В христианстве аналогом реинкарнации считается чистилище. Если человек умирает, будучи сильно привязанным к материальным проявлениям этого мира, то он просто не будет готов к видению райского блаженства, поэтому ему придется очиститься, освободиться от своих ограничений. Таких ограничений, которые принято называть грехами. Грех – не что иное, как ограничивающий фактор, который сужает область сознания так, что оно застревает и не может двигаться к прозрению.
Согласно метафоре восточных религий, если человек умирает в этом состоянии, то он возвращается на Землю, чтобы пройти этот путь заново, пока его сознание не станет совершенно ясным и свободным от земных пристрастий. Главным героем восточных мифов является монада, реинкарнированная в физическое тело человека. Жизнь за жизнью она будет воплощаться в новом теле.
Смысл реинкарнации заключается не в том, что вы или я возродимся как личности. Монада «сбрасывает» личность, а затем надевает новое тело, мужское или женское, в зависимости от того, какой опыт необходимо пережить, чтобы очистить свой разум и преодолеть свою привязанность к царству времени.
МОЙЕРС: Какой смысл заключен в идее реинкарнации?

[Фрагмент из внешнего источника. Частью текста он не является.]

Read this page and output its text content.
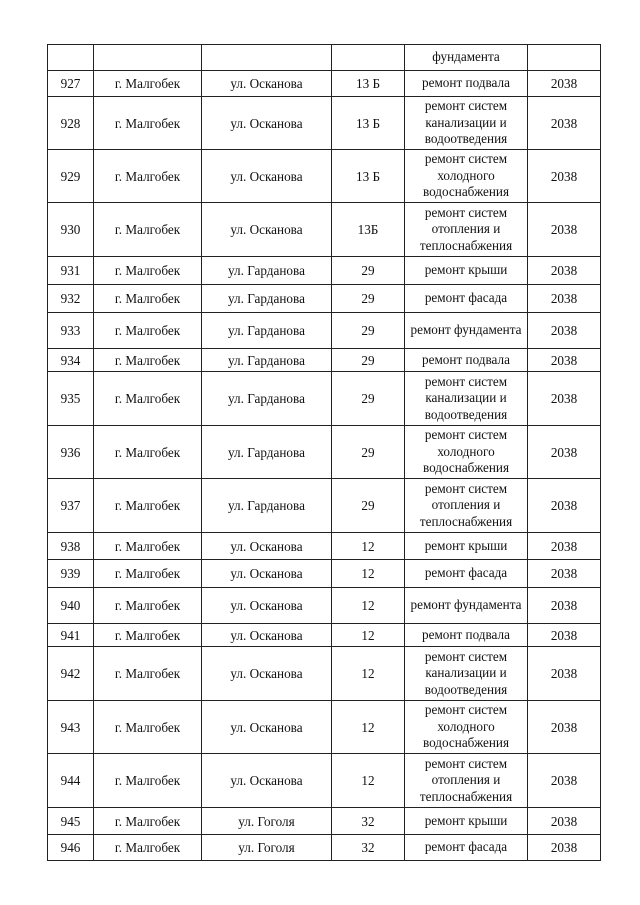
				фундамента	
927	г. Малгобек	ул. Осканова	13 Б	ремонт подвала	2038
928	г. Малгобек	ул. Осканова	13 Б	ремонт систем канализации и водоотведения	2038
929	г. Малгобек	ул. Осканова	13 Б	ремонт систем холодного водоснабжения	2038
930	г. Малгобек	ул. Осканова	13Б	ремонт систем отопления и теплоснабжения	2038
931	г. Малгобек	ул. Гарданова	29	ремонт крыши	2038
932	г. Малгобек	ул. Гарданова	29	ремонт фасада	2038
933	г. Малгобек	ул. Гарданова	29	ремонт фундамента	2038
934	г. Малгобек	ул. Гарданова	29	ремонт подвала	2038
935	г. Малгобек	ул. Гарданова	29	ремонт систем канализации и водоотведения	2038
936	г. Малгобек	ул. Гарданова	29	ремонт систем холодного водоснабжения	2038
937	г. Малгобек	ул. Гарданова	29	ремонт систем отопления и теплоснабжения	2038
938	г. Малгобек	ул. Осканова	12	ремонт крыши	2038
939	г. Малгобек	ул. Осканова	12	ремонт фасада	2038
940	г. Малгобек	ул. Осканова	12	ремонт фундамента	2038
941	г. Малгобек	ул. Осканова	12	ремонт подвала	2038
942	г. Малгобек	ул. Осканова	12	ремонт систем канализации и водоотведения	2038
943	г. Малгобек	ул. Осканова	12	ремонт систем холодного водоснабжения	2038
944	г. Малгобек	ул. Осканова	12	ремонт систем отопления и теплоснабжения	2038
945	г. Малгобек	ул. Гоголя	32	ремонт крыши	2038
946	г. Малгобек	ул. Гоголя	32	ремонт фасада	2038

КЭМПБЕЛЛ: Смысл перерождения в том, чтобы дать понять человеку, что он больше, чем ему кажется. Есть такие пласты и возможности для осознавания, которые не входят в привычную Я-концепцию личности. Человеческая жизнь гораздо шире и глубже, чем принято думать. То, как вы проявляетесь во внешнем мире, отражает всего лишь небольшую часть вашей внутренней реальности, истинной широты и глубины. И эта широта и глубина могут быть достигнуты. И как только человек достигает и переживает это, его глаза открываются, и он понимает, что все религии говорят об одном и том же.
МОЙЕРС: Является ли это основным мотивом мифов?
КЭМПБЕЛЛ: Нет, понимание жизни как страдания, через которое человек обретает свободу от ограничений жизни, относится к высшим религиям. Я не думаю, что нечто подобное можно найти мифах аборигенов.
МОЙЕРС: Откуда эта идея взяла свое начало?
КЭМПБЕЛЛ: Я не знаю. Скорее всего, к ней пришли высокодуховные люди, однажды понявшие, что их реальная жизнь в физическом мире не соответствует духовным идеалам, к которым стремится их естество.
МОЙЕРС: Вы говорите, что мифы создает элита, или шаманы, художники и другие люди, которые отправляются в путешествие к неизвестному, затем возвращаются назад, чтобы описать этот путь в мифах. Но как насчет обычных людей? Разве они не создают мифы, например миф о Поле Баньяне?[20]
КЭМПБЕЛЛ: Да, но это не миф. Эта история не дотягивает до мифа. Пророки и те, кто называет себя «ришами»[21] в Индии, говорят, что слышали тексты Священных Писаний. Каждый может открыть свои уши, но не у каждого есть духовная способность действительно услышать Священные Писания.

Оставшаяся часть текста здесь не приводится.